A celebration of parenting with Katrina Roe

Tag Archives: boat people

Australia has a new Prime Minister!   Tony Abbott.

Love him or hate him, (and judging by the comments on facebook, a lot of people hate him!) the Australian people made it pretty clear that they wanted a change of government.  The massive swings to the Coalition and the drop of support for the Greens is, in my view, less about policy and more a reflection of the fact that Australians want their government to govern, rather than to spend their time trying to appease the Greens and a couple of key Independents, just so they can remain in office.

It’s been a week of new beginnings in my house too.  I started a new job last Monday, the day after Father’s Day.  The start date was significant for me, because earlier in the year we were expecting a baby, our little boy Alexander, lost to us at four months, back in March.  His due date was officially August 31, but as both my little girls arrived the day after their due date, I was expecting him on September 1, Father’s Day.

Those of you who regularly read my blog will know that Alexander was not the first baby I’ve lost.  He was my 9th pregnancy and I have two children.  From past experience, I know the weeks surrounding the due date are always tough.  Even if my mind doesn’t consciously remember, my body does.  In the weeks before the due date, I will suddenly start having dreams about pregnancy or breast feeding or trying to hold a baby that keeps slipping out of my arms.  Once I dreamed that the baby was actually still alive when it was taken away.  Sometimes, in a strange moment of physical de ja vu, I will experience the sensations of being pregnant , in the way that those who have lost an arm or a leg can experience phantom sensations or pain.

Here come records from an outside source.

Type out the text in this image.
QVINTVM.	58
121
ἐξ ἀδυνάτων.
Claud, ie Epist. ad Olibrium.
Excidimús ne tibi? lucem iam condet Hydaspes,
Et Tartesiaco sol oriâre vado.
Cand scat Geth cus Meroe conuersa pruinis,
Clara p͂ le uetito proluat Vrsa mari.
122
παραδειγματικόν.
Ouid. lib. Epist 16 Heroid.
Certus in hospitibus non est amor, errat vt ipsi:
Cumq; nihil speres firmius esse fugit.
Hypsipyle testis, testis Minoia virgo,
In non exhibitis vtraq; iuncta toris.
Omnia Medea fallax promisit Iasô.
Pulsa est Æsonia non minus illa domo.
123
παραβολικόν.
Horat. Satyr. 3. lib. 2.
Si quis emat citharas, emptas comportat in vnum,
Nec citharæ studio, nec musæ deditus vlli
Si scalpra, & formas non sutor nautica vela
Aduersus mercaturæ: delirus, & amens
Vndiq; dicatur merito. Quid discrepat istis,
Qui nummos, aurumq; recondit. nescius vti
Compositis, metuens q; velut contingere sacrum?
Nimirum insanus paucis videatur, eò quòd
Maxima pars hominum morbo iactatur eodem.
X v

So when I was offered a job starting the day after my baby would have been born, I knew I needed to seize my chance to have a new beginning.  It wasn’t an easy week.  There were times when I would have liked to curl up in a ball and cry my eyes out.  Thankfully, I have one or two friends who remembered, and who phoned or messaged me in the past few weeks to say they were thinking of me.  At times, my head was completely back in March.  But I was also pathetically grateful to have something meaningful to do this week.  Starting a radio show the week before a federal election is an opportunity I could never take for granted.

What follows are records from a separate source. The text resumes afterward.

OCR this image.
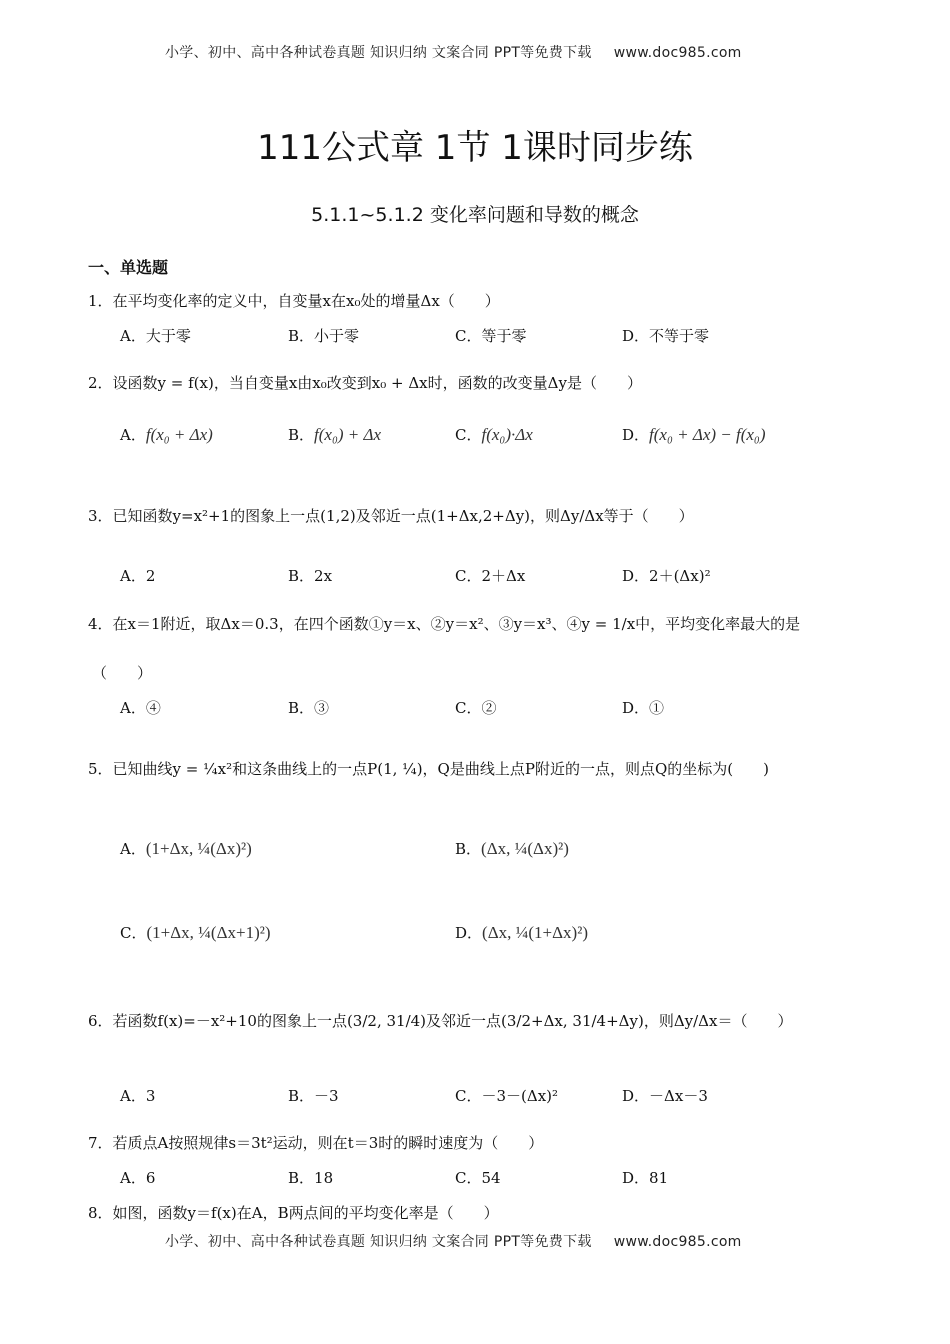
小学、初中、高中各种试卷真题 知识归纳 文案合同 PPT等免费下载 www.doc985.com
111公式章 1节 1课时同步练
5.1.1~5.1.2 变化率问题和导数的概念
一、单选题
1．在平均变化率的定义中，自变量x在x₀处的增量Δx（　　）
A．大于零	B．小于零	C．等于零	D．不等于零
2．设函数y = f(x)，当自变量x由x₀改变到x₀ + Δx时，函数的改变量Δy是（　　）
A．f(x₀ + Δx)	B．f(x₀) + Δx	C．f(x₀)·Δx	D．f(x₀ + Δx) − f(x₀)
3．已知函数y=x²+1的图象上一点(1,2)及邻近一点(1+Δx,2+Δy)，则Δy/Δx等于（　　）
A．2	B．2x	C．2＋Δx	D．2＋(Δx)²
4．在x＝1附近，取Δx＝0.3，在四个函数①y＝x、②y＝x²、③y＝x³、④y = 1/x中，平均变化率最大的是
（　　）
A．④	B．③	C．②	D．①
5．已知曲线y = ¼x²和这条曲线上的一点P(1, ¼)，Q是曲线上点P附近的一点，则点Q的坐标为(　　)
A．(1+Δx, ¼(Δx)²)	B．(Δx, ¼(Δx)²)
C．(1+Δx, ¼(Δx+1)²)	D．(Δx, ¼(1+Δx)²)
6．若函数f(x)=－x²+10的图象上一点(3/2, 31/4)及邻近一点(3/2+Δx, 31/4+Δy)，则Δy/Δx＝（　　）
A．3	B．－3	C．－3－(Δx)²	D．－Δx－3
7．若质点A按照规律s＝3t²运动，则在t＝3时的瞬时速度为（　　）
A．6	B．18	C．54	D．81
8．如图，函数y＝f(x)在A，B两点间的平均变化率是（　　）
小学、初中、高中各种试卷真题 知识归纳 文案合同 PPT等免费下载 www.doc985.com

It wasn’t a coincidence that on my first day in the job, I sat down to talk face-to-face with an Iranian Christian assylum seeker who came to Australia (shock horror!) by boat from Jakarta.  And yes, he drove to the studio on the M4, which might explain the terrible traffic that day.  😉

My Mum’s family came to Australia by boat.  Rev Ridgeway Newland, his second wife and eight children arrived on the Sir Charles Forbes back in 1839.  They were congregationalists, fleeing religious persecution in England and wanting to start a new church in Australia.  My Dad’s family came by boat too.  They migrated to Tasmania in the years after the Second World War because my grandfather had itchy feet and couldn’t settle back into life in post-war Edinburgh.

I am so grateful to my ancestors, who risked everything when they boarded a boat and travelled half-way around the world to give a better life to their children.

Sometimes you just need a new beginning… Whether you’re an Iranian Christian whose home has been raided, a traumatised soldier, a marginalised Reverend… or even a grieving Mum.

The Australian people chose a new PM on the weekend.  Even though I don’t agree with all Tony Abbott’s policies, I’m willing to give the guy a chance.